Pregnancy symptoms begin at 4 weeks. Normally you get your period about 4 weeks from the start of your last period, but if you’re pregnant, the clearest sign at this point is a missed period. Many women still feel fine at 4 weeks, but others may notice sore breasts, fatigue, frequent urination, and nausea. Since every woman is different they have different symptoms during pregnancy.

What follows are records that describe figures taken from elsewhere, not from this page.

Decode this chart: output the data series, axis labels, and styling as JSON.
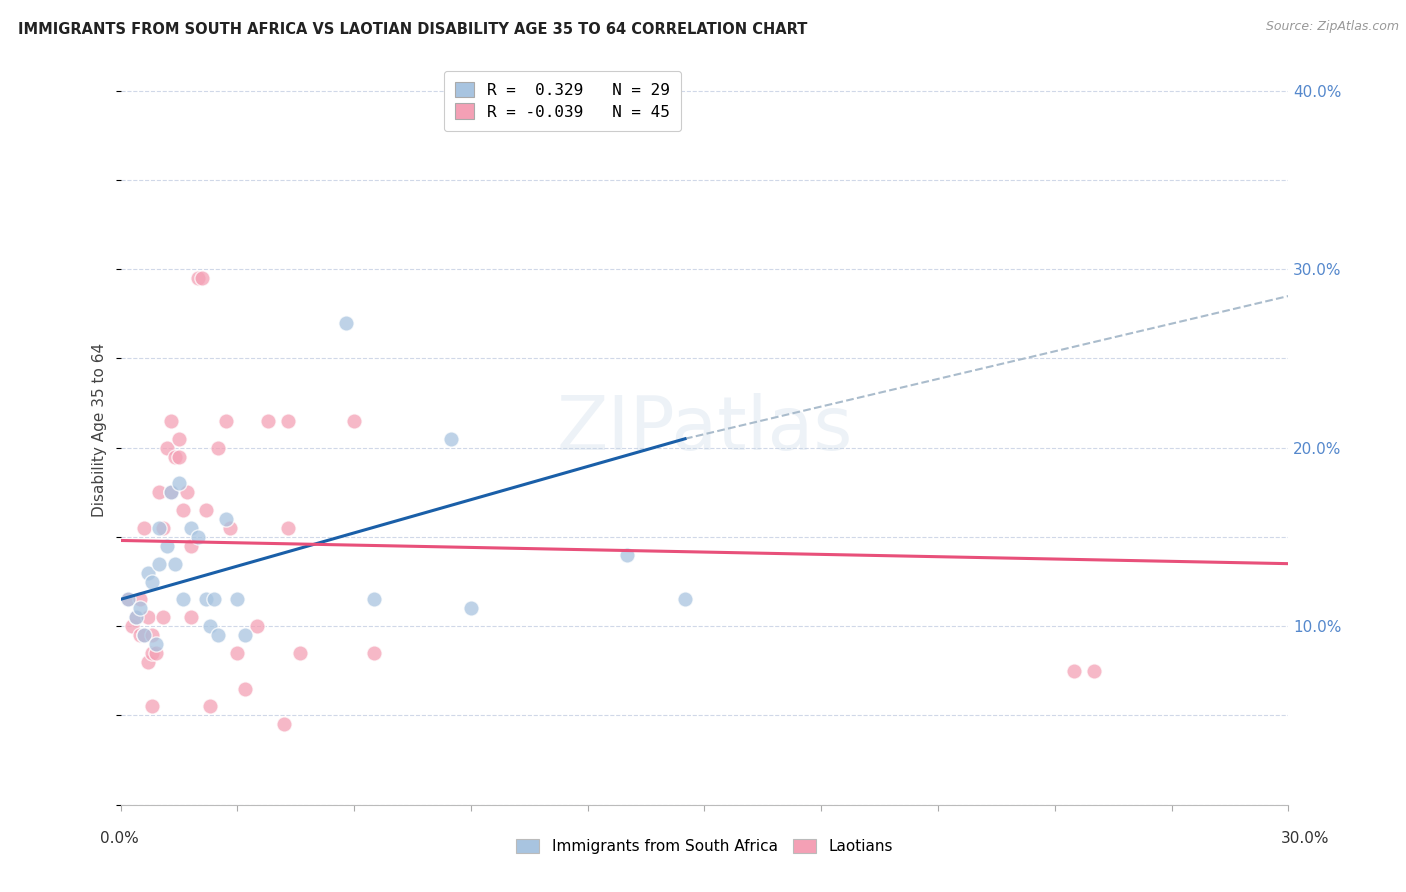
{
  "title": "IMMIGRANTS FROM SOUTH AFRICA VS LAOTIAN DISABILITY AGE 35 TO 64 CORRELATION CHART",
  "source": "Source: ZipAtlas.com",
  "ylabel": "Disability Age 35 to 64",
  "right_yticks": [
    10.0,
    20.0,
    30.0,
    40.0
  ],
  "xlim": [
    0.0,
    0.3
  ],
  "ylim": [
    0.0,
    0.42
  ],
  "R_blue": 0.329,
  "N_blue": 29,
  "R_pink": -0.039,
  "N_pink": 45,
  "blue_color": "#a8c4e0",
  "pink_color": "#f4a0b5",
  "blue_line_color": "#1a5fa8",
  "pink_line_color": "#e8507a",
  "dashed_line_color": "#aabccc",
  "background_color": "#ffffff",
  "grid_color": "#d0d8e8",
  "blue_scatter": [
    [
      0.002,
      0.115
    ],
    [
      0.004,
      0.105
    ],
    [
      0.005,
      0.11
    ],
    [
      0.006,
      0.095
    ],
    [
      0.007,
      0.13
    ],
    [
      0.008,
      0.125
    ],
    [
      0.009,
      0.09
    ],
    [
      0.01,
      0.135
    ],
    [
      0.01,
      0.155
    ],
    [
      0.012,
      0.145
    ],
    [
      0.013,
      0.175
    ],
    [
      0.014,
      0.135
    ],
    [
      0.015,
      0.18
    ],
    [
      0.016,
      0.115
    ],
    [
      0.018,
      0.155
    ],
    [
      0.02,
      0.15
    ],
    [
      0.022,
      0.115
    ],
    [
      0.023,
      0.1
    ],
    [
      0.024,
      0.115
    ],
    [
      0.025,
      0.095
    ],
    [
      0.027,
      0.16
    ],
    [
      0.03,
      0.115
    ],
    [
      0.032,
      0.095
    ],
    [
      0.058,
      0.27
    ],
    [
      0.065,
      0.115
    ],
    [
      0.085,
      0.205
    ],
    [
      0.09,
      0.11
    ],
    [
      0.13,
      0.14
    ],
    [
      0.145,
      0.115
    ]
  ],
  "pink_scatter": [
    [
      0.002,
      0.115
    ],
    [
      0.003,
      0.1
    ],
    [
      0.004,
      0.105
    ],
    [
      0.005,
      0.095
    ],
    [
      0.005,
      0.115
    ],
    [
      0.006,
      0.155
    ],
    [
      0.006,
      0.095
    ],
    [
      0.007,
      0.08
    ],
    [
      0.007,
      0.105
    ],
    [
      0.008,
      0.085
    ],
    [
      0.008,
      0.095
    ],
    [
      0.008,
      0.055
    ],
    [
      0.009,
      0.085
    ],
    [
      0.01,
      0.175
    ],
    [
      0.011,
      0.105
    ],
    [
      0.011,
      0.155
    ],
    [
      0.012,
      0.2
    ],
    [
      0.013,
      0.215
    ],
    [
      0.013,
      0.175
    ],
    [
      0.014,
      0.195
    ],
    [
      0.015,
      0.195
    ],
    [
      0.015,
      0.205
    ],
    [
      0.016,
      0.165
    ],
    [
      0.017,
      0.175
    ],
    [
      0.018,
      0.105
    ],
    [
      0.018,
      0.145
    ],
    [
      0.02,
      0.295
    ],
    [
      0.021,
      0.295
    ],
    [
      0.022,
      0.165
    ],
    [
      0.023,
      0.055
    ],
    [
      0.025,
      0.2
    ],
    [
      0.027,
      0.215
    ],
    [
      0.028,
      0.155
    ],
    [
      0.03,
      0.085
    ],
    [
      0.032,
      0.065
    ],
    [
      0.035,
      0.1
    ],
    [
      0.038,
      0.215
    ],
    [
      0.042,
      0.045
    ],
    [
      0.043,
      0.215
    ],
    [
      0.043,
      0.155
    ],
    [
      0.046,
      0.085
    ],
    [
      0.06,
      0.215
    ],
    [
      0.065,
      0.085
    ],
    [
      0.245,
      0.075
    ],
    [
      0.25,
      0.075
    ]
  ],
  "blue_line_x": [
    0.0,
    0.145
  ],
  "blue_line_y": [
    0.115,
    0.205
  ],
  "dash_line_x": [
    0.145,
    0.3
  ],
  "dash_line_y": [
    0.205,
    0.285
  ],
  "pink_line_x": [
    0.0,
    0.3
  ],
  "pink_line_y": [
    0.148,
    0.135
  ]
}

And some of the earliest signs that you are pregnant include:



  • Shortness of Breath -You might be begin to notice that the normal distance that you would normally take has suddenly become a chore.
  • Sore Breasts – you would probably begin to notice that your breast feel tender and heavy. Pronounced veins and darkened areola are said to be the first sign that you are pregnant.
  • Fatigue – You would begin to get exhausted easily. This tiredness usually continues all through the first trimester and get better by the second trimester.
  • Nausea – For a lot of women nausea usually starts at the about 6 weeks but some might begin to feel nauseous from the 4th week of pregnancy and usually reduces by the second semester. Pregnant women are advised the manage the nausea by taking crackers and ginger tea.
  • Frequent Urination – You might begin to notice that your visit to the toilet has become more frequent than usual. This occurs are mainly because the blood flow to the woman’s kidneys increases. This increased urine production peaks by about 9 to 16 weeks of the pregnancy, then settles down.
  • Headaches – You might begin to notice that you are having headaches frequently this is usually as a result of the changes in hormones happening in your body. If you are pregnant it is advised that to handle the headaches you seek the advice of your doctor for safe painkillers to use.
  • Backaches – If you don’t normally have backaches, you might begin to notice that your back is sore. This happens because your ligaments are becoming loose and this would probably continue all through your pregnancy as your baby becomes bigger.
  • Cravings or Food Aversions – If you begin to crave or suddenly can’t stand some food that you eat normally it might be an early sign of pregnancy.
  • Constipation and Bloating – if you suddenly begin to feel constipated or bloated it could be a sign of pregnancy. It might be extra progesterone due to pregnancy, which slows down your digestive system.
  • Mood Swings – Most pregnant women go through different emotion mainly due to the increase of hormones. Some moms-to-be experience heightened emotions, both good and bad, while others feel more depressed or anxious.
  • Heightened Sense of Smell – If you are suddenly sensitive to different smell it might be because you are pregnant.
  • Dizziness – We have seen it in a lot of movies but its is actually based on reality. If you suddenly begin to feel dizzy it could be a sign that you are pregnant.
  • Spotting or Light Bleeding – It is usually earlier than normal and very light unlike your normal period. You may actually be experiencing implantation bleeding, where the fertilized egg attaches to the uterine wall and causes a little bloodshed.
  • Missed Period– This usually one of the most obvious signs of pregnancy and it is at this point that people begin to take note of the other symptoms they have been feeling. Missed period would only be noticed if the person’s period is usually regular.
  • Positive Pregnancy Test– This usually gives a more definite answer to whether you are pregnant or not and it can be done anywhere.

It is usually advised that after taking a home pregnancy test, you should also go to the hospital to take a blood test. Then if it comes out positive your doctor would be able to advise you on the next step to take to ensure a smooth pregnancy and safe delivery.